For most of the twentieth century, a home recording studio was the preserve of the rich and famous. But as the sequencing software of the 1980s and 1990s became more advanced, the possibility of creating your own studio seemed more and more possible. Today, whilst the most expensive audio recording kit can still be found in high-end recording studios, it is possible to create professional audio from the comfort of your own home.
Here are the four essentials you should look at when planning your own home recording studio.
One of the big advantages that recording studios have over home studios is that the space is specifically designed to optimize room sound.
With this in mind, you should be very careful when selecting and setting up the room in which you choose to record. Generally speaking, a larger room offers greater variability in terms of creating natural reverb, but this not always possible.
Carpets tend to deaden the higher frequencies, which can create a muddy, bass-heavy sound which is difficult to manipulate in the mix. If you can, use a room that has either tiled or hardwood flooring to retain a crisp, bright sound.
The location matters as well. Naturally, the quieter room of the house is going to help remove any background noise issue. A ground floor room isn’t going to have sounds drifting up from downstairs, and a room at the back of the house is less likely to pick up outside traffic.
Once you’ve selected a room, you should make efforts to soundproof it.
The Right Hardware / Software
These are the key pieces of kit you should invest in when setting up your recording studio.
As there are a number of different opinions on what computer best suits home recording, here are a few key features that will dictate its usability in home-recording:
- Processing speed: The programs that you use in recording can take up a large amount of processing memory, so the faster a processor the better the sound quality is going to be.
- INs/OUts: Line-ins and Line-outs can become increasingly important as your recording progresses. For instance, live-recording a drummer will require multiple microphones, so if you intend on doing so, look for a computer that has more than one line-in.
- Customizable: Sound files can be very, very big. Ensuring that you have enough storage space is important when setting out on a project, so keep in mind how easy it is to add RAM to your machine of choice.
The software used in modern recording studios is actually not that much more advanced than those which can be used in home studios. Macs come with Garageband as standard, and for PC users the freeware FruityLoops has become an industry standard.
When choosing what program you should use, take a look through the many youtube tutorials on each program to get an understanding of how they work. Most programs come with a huge range of functions and effects which can be overwhelming to the first time user. You should remember though, that some of these functions cover the most complex of processes, and you may never need them.
Audio Interfaces are the stand-alone units which translate sound signals in and out of your computer.

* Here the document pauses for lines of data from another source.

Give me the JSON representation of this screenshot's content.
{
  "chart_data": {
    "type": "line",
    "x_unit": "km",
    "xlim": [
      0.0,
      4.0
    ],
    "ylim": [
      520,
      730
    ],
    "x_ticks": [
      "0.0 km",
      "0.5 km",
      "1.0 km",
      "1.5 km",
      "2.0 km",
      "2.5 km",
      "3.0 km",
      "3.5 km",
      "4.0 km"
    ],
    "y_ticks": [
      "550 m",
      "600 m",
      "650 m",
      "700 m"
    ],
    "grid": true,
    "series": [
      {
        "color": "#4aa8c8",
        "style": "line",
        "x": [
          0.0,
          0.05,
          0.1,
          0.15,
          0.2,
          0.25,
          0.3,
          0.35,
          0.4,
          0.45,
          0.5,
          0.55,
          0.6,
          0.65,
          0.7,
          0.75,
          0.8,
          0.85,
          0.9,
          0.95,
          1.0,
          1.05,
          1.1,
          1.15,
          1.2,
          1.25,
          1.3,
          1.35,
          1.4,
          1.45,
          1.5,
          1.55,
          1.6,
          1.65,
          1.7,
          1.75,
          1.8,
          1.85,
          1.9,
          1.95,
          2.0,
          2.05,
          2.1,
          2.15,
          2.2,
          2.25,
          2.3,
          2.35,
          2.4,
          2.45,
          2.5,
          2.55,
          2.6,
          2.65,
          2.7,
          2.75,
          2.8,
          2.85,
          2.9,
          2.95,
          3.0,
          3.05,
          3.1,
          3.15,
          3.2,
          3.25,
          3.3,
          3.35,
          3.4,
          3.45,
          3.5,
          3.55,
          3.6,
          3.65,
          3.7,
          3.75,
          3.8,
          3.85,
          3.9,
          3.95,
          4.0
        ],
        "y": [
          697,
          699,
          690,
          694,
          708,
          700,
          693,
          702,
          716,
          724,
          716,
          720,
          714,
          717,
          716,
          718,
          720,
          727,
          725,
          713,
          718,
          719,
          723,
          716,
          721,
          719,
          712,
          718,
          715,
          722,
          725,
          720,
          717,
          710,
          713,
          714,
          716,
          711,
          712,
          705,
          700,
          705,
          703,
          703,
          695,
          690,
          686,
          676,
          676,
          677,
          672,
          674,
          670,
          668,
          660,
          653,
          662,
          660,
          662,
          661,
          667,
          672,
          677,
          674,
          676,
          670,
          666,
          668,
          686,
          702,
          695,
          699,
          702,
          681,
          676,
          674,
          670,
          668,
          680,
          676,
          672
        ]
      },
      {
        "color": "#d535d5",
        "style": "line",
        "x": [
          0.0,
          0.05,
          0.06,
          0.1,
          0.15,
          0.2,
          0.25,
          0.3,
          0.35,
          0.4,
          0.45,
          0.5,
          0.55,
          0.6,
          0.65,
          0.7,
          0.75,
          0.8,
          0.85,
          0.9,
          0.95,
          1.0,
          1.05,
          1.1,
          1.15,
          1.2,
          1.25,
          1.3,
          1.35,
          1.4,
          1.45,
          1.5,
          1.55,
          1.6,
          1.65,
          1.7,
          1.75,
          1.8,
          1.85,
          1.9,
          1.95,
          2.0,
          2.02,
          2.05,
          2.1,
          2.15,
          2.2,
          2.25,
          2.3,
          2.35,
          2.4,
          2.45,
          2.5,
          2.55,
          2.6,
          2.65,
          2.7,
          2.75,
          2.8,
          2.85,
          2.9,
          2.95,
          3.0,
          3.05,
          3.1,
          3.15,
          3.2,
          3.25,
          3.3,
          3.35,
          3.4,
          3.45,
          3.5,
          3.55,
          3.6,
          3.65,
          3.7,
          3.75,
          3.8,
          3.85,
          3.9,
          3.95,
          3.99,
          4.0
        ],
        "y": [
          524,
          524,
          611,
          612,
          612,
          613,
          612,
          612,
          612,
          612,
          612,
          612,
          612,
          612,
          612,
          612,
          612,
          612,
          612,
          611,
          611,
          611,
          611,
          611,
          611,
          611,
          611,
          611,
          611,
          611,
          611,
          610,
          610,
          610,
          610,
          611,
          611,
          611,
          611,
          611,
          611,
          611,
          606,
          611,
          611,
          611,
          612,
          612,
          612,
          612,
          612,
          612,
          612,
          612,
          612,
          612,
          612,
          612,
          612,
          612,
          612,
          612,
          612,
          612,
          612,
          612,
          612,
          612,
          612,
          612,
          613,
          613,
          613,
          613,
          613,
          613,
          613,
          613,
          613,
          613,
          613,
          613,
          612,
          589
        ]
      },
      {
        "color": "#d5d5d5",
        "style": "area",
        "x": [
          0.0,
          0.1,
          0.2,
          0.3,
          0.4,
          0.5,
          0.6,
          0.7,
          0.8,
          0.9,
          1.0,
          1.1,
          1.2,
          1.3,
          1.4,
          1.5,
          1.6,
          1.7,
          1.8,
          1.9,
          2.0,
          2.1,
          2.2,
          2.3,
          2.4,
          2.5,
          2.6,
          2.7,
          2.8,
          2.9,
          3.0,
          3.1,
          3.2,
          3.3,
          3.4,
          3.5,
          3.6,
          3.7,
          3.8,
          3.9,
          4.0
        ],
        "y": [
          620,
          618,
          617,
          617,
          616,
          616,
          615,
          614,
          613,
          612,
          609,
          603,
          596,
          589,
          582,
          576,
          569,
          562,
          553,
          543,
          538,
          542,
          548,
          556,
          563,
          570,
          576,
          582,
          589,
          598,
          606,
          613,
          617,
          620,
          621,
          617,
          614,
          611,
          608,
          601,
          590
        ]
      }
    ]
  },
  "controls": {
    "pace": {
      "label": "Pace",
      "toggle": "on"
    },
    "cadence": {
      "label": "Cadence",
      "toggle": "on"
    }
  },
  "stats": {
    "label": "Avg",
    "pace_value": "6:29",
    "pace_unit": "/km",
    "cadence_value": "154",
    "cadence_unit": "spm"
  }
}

They can be tricky to choose from when setting up your studio, and you need to think hard about what you are likely to need the more inputs you’ll use, the more you are likely to spend.
For the vast majority of beginners you will need only a 2-6 channel, but if you start to consider recording drum kits or more than one musician at a time, you may want to think about investing in a larger one.
The Right Audio-Out / Audio-In Hardware
Having taken a look at the gear which enables you to record sound signals, we should take a look at the hardware which enables you to monitor and manipulate the sound.
Perhaps the first investment you should make before anything else is a good set of headphones. These should be the highest quality you can afford. A good pair of headphone will isolate the sound and optimize the sound quality as you listen back to your mix
The sounds we hear through headphones and the sounds we hear on a radio quality track are vastly different. The role of mastering a track comes down to having some very good studio speakers. Again, much of the reason why recording studios can still command high hire prices is that they have very high-quality speakers.
Though you may not be able to afford the highest quality, it is important to get high wattage stereo or, ideally, quadraphonic speakers so that you can ensure your music is playable in any scenario.
Microphone, Stand, Pop Shield
As you experiment with you recording studio set up you will begin to understand the complexity of using microphones. It’s a good idea to start recording with 2 microphones if you are recording live sound, this way you can get signal from your source (Voice, Instrument, Amplifier) and from the room, giving a rounded more tonally diverse sound.
You’ll also come to find that the position of a microphone can greatly alter the sound of a source signal, so getting some sturdy, alterable mic stands is a good idea.
If you plan on recording vocals, it’s also imperative that you get hold of a decent pop-shield. These are placed in front of a microphone to filter out overloading air signals (‘p’s, ‘b’s, and ’s’,s).
As a recording engineer, you are going to have to get used to being around A LOT of cables. They can be the most misused and yet the most important pieces of kit, so it’s wise to get hold of the most durable ones you can afford.
Most importantly, in order to make the most of recording music at home, you should be constantly seeking ways to emulate tracks that you like. Run them through your setup and break them down into their component part. The key to good audio production is having a good ear and being able to figure out why something sounds good. All the best equipment in the world is not going to cover for someone who doesn’t know why a piercing high frequency or a distorted low frequency are unpleasant for listeners.
Good recording doesn’t have to be expensive, but it always takes practice.